The Los Angeles River, by Downtowngal 2008
A slight aside from the promised, Geraldine Moodie focussed, service here, but I thought I'd put up a little post about rivers. This is because an article about the Los Angeles River posted on the Guardian website today has grabbed my attention. I've had an interest in society's relationship with the river ever since I had the opportunity to take a trip into the mill town of Blackburn's rivers, which the town itself has largely been built over.
A common fate of UK rivers in the twentieth century was for many of them to become subterranean features, concreted over in order to regulate the flow of water and improve sanitation in urban areas that were growing rapidly. Where rivers intersect with human settlement this has often been the case, but the advent of modern building methods (read: concrete) and rational, modernist building practices consigned many a river to regimented channels and subterranean passages in the last hundred years. This is not to say they disappeared, they continue to live a breath, act as spaces of transgression, refuges of wildlife, etc and these themes have featured in recent work done about the Olympic Games sites in London.
What caught my attention today, though, was not UK waterways but the Los Angeles River. The river itself is a product of its place, reflective of the extremes of the climate and landscape of California within which it is situated. That means it floods spectacularly and then reduces to a trickle, depending upon the prevailing conditions. However, Los Angeles as a city is not an urban area that reflects its environment. It, by contrast, is regulated, regimented and orientated around the orderly, continuous production of capital (financial and cultural, if they can be separated in California).
The River, therefore, was perhaps always on borrowed time once the Americanisation of the landscape set in. After significant floods in the 1930's the river was concretised, burried in stone to provide a path of minimum resistance for the river and its potential flood waters to reach the sea in future. As such the nature of the river was burried and assimilated into the overbearing superstructure of the city itself. This process (and the regeneration noted in the Guardian) has been discussed at length in a book by Blake Gumprecht and it is well worth a look.
The photographs that exist of the river in its current state, as exampled above, illustrate a city that has overwritten its river, paradoxically consuming and undermining the very thing that meant it could exist there originally. I especially like Downtowngal's image as it resonates with the work of many North American photographers from the beginning of the twentieth century who documented the modification of the North American landscape to the ideas of urbanism and capital. These photographs, such as the work of Arthur Goss, you may remember inspire this blog and its take on photography as a medium.
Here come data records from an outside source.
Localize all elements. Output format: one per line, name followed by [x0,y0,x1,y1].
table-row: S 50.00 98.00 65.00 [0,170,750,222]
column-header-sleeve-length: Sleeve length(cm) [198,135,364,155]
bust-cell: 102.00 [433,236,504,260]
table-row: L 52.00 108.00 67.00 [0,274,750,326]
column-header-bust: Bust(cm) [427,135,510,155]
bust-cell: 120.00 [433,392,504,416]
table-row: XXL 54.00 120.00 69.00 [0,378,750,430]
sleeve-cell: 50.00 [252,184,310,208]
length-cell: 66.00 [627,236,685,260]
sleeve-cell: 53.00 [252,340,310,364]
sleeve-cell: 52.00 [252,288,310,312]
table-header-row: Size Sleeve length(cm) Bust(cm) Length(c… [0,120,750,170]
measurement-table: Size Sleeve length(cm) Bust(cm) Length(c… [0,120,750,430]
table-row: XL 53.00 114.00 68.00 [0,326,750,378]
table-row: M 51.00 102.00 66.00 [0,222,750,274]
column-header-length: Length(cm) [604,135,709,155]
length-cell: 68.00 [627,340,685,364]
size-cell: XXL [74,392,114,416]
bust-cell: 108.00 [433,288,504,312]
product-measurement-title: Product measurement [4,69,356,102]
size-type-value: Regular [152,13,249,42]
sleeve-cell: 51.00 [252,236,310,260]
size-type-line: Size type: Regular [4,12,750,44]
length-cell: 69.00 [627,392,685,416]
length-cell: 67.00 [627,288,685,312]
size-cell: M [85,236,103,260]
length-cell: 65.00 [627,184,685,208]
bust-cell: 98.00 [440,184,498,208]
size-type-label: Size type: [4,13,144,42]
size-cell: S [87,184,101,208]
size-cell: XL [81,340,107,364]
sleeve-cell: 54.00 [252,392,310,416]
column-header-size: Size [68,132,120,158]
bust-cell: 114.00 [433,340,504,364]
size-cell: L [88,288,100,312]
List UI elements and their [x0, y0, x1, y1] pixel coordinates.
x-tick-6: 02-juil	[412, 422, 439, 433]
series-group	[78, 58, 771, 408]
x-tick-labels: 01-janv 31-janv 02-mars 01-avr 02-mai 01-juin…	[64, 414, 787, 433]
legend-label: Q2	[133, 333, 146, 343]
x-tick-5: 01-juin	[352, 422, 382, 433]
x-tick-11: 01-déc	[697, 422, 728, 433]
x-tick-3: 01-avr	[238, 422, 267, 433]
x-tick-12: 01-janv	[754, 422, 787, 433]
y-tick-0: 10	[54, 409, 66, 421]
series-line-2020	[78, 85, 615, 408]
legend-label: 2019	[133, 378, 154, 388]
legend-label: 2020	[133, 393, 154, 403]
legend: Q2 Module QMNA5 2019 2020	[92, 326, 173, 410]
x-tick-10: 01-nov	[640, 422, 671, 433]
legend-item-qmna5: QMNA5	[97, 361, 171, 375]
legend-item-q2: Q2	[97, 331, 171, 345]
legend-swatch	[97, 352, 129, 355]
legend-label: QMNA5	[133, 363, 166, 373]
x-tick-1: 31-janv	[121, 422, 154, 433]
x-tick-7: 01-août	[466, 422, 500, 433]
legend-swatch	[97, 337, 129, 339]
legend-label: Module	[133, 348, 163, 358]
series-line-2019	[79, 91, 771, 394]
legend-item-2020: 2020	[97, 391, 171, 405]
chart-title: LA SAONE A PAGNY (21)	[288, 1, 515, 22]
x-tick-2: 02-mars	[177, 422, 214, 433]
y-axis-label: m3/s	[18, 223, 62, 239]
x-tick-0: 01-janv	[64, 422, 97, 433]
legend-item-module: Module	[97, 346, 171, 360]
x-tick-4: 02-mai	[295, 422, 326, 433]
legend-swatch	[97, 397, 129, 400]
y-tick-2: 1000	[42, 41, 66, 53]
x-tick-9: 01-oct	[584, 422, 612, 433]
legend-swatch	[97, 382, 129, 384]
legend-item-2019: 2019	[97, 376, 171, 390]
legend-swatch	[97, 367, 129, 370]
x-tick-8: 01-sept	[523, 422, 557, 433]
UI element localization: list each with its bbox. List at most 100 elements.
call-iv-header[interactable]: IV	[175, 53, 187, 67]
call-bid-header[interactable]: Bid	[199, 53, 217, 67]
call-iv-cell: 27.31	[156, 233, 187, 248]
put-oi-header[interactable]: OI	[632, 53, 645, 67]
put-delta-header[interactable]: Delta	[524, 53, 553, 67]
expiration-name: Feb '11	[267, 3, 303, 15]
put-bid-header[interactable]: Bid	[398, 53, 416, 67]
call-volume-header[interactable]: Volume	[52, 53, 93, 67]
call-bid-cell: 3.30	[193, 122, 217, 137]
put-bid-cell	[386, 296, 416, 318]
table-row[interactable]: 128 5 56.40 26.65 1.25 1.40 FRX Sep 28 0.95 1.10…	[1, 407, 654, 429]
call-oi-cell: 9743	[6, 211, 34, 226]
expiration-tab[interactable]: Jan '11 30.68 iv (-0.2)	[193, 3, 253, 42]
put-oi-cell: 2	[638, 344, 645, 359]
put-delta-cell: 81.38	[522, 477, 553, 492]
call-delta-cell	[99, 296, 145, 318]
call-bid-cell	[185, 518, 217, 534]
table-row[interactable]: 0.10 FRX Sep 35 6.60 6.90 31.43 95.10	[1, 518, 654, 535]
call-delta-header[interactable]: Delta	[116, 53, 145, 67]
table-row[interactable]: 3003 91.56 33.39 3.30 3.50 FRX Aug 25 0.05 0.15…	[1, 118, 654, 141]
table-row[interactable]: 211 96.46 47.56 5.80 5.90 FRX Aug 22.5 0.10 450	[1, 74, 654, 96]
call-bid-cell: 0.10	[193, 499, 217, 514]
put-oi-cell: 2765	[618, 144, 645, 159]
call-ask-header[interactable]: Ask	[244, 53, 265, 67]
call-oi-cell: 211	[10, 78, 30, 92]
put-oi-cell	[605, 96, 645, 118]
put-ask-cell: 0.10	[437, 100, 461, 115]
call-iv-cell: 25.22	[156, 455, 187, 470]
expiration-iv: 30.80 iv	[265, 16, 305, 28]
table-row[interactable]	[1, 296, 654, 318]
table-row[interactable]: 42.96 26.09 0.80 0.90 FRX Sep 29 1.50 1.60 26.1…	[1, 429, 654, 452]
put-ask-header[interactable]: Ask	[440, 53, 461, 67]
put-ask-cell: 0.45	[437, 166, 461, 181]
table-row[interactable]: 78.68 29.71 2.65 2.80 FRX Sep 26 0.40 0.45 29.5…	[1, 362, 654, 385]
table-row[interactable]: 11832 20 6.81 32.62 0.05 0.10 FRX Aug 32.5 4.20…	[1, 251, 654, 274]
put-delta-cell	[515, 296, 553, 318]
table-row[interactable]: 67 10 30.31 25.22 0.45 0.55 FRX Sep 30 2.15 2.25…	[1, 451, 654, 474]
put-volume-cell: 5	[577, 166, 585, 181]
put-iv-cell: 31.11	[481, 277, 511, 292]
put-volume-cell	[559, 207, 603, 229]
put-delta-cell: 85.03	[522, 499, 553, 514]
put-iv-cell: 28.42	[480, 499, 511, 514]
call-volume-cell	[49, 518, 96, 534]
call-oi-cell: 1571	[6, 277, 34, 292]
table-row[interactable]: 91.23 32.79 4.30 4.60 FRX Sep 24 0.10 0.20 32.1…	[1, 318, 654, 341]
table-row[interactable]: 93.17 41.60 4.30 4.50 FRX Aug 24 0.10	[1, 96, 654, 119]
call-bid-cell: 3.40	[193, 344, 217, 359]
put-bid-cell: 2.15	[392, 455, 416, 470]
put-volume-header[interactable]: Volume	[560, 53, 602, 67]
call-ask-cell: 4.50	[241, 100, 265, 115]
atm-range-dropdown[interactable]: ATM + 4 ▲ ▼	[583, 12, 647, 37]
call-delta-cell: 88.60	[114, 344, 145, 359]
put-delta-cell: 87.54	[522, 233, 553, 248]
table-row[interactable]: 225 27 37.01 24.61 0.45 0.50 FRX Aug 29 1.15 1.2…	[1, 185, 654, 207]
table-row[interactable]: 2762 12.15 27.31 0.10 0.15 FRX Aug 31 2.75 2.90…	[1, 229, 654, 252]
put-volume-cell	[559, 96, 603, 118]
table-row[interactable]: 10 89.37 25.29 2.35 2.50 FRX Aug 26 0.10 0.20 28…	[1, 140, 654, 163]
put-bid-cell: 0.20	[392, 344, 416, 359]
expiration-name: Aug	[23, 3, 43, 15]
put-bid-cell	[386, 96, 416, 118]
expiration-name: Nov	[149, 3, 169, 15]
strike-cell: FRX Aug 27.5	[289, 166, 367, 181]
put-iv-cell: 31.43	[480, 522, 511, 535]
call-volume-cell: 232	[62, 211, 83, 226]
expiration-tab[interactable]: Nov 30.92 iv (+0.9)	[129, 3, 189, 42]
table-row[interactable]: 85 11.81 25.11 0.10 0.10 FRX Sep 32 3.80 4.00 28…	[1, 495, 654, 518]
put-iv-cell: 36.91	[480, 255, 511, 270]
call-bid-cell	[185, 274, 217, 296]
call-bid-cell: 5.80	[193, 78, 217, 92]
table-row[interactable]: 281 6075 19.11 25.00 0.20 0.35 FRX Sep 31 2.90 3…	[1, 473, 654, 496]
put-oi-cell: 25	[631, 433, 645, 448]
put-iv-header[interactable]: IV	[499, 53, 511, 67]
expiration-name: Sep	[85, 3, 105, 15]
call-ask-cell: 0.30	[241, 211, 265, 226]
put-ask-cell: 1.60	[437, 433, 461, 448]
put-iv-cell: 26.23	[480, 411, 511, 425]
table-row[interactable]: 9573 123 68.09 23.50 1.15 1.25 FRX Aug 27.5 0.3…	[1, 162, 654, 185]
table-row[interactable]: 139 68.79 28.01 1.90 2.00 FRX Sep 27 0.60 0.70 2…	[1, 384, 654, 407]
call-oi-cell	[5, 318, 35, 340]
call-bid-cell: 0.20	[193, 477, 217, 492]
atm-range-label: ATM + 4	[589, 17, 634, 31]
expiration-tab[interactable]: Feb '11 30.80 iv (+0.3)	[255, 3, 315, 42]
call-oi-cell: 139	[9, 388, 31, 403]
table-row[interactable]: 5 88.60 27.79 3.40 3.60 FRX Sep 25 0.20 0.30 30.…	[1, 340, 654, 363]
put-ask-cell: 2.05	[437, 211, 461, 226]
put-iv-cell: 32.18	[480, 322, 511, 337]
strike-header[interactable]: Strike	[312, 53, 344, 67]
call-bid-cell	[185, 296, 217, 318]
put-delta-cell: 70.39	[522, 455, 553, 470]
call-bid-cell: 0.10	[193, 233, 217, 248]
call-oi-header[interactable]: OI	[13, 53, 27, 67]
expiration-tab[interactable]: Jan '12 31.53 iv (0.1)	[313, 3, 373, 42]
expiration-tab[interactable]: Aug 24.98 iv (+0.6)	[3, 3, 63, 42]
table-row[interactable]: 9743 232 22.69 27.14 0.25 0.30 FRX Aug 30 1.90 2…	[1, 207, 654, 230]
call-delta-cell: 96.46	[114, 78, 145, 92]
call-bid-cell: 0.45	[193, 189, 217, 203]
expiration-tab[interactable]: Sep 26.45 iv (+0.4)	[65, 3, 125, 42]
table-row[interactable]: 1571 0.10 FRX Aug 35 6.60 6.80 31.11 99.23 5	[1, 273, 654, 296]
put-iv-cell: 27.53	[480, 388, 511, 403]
I find Downtowngirl's image of the River somewhat nightmarish. The use of black and white and the fact that the River, bridge, pylons and other city structures all blend in to one creates a dramatic aesthetic but the punctum is the lack of contrast or distinction between nature and urban where the city and the river intersect. As mentioned above, this situates the image (and the event) within a large body of American photographic work that depicts the landscape being rearticulated, remade and consumed.
The are that is now New York's High Line Park. Image by Joel Sternfeld and High Line
The drive to remake the landscape of the Los Angeles River does, in some ways, reflect a newer form of consuming environments, one where beautiful, naturalised spaces are required in order for the enactment of leisure time. In short, the river, as with the High Line Park that was recently developed in New York, would become resituated within another broad set of shifts in the use of the North American urban landscape.
This all reflects the significance of rivers to society and the constantly evolving role they play within the fabric of the built up environment. As for the camera, its ability to provide a plethora of views from across places and times aids in the perception of broad trends such as those discussed above and as a result of this is an invaluable tool for considering the social dynamics of past times and our own.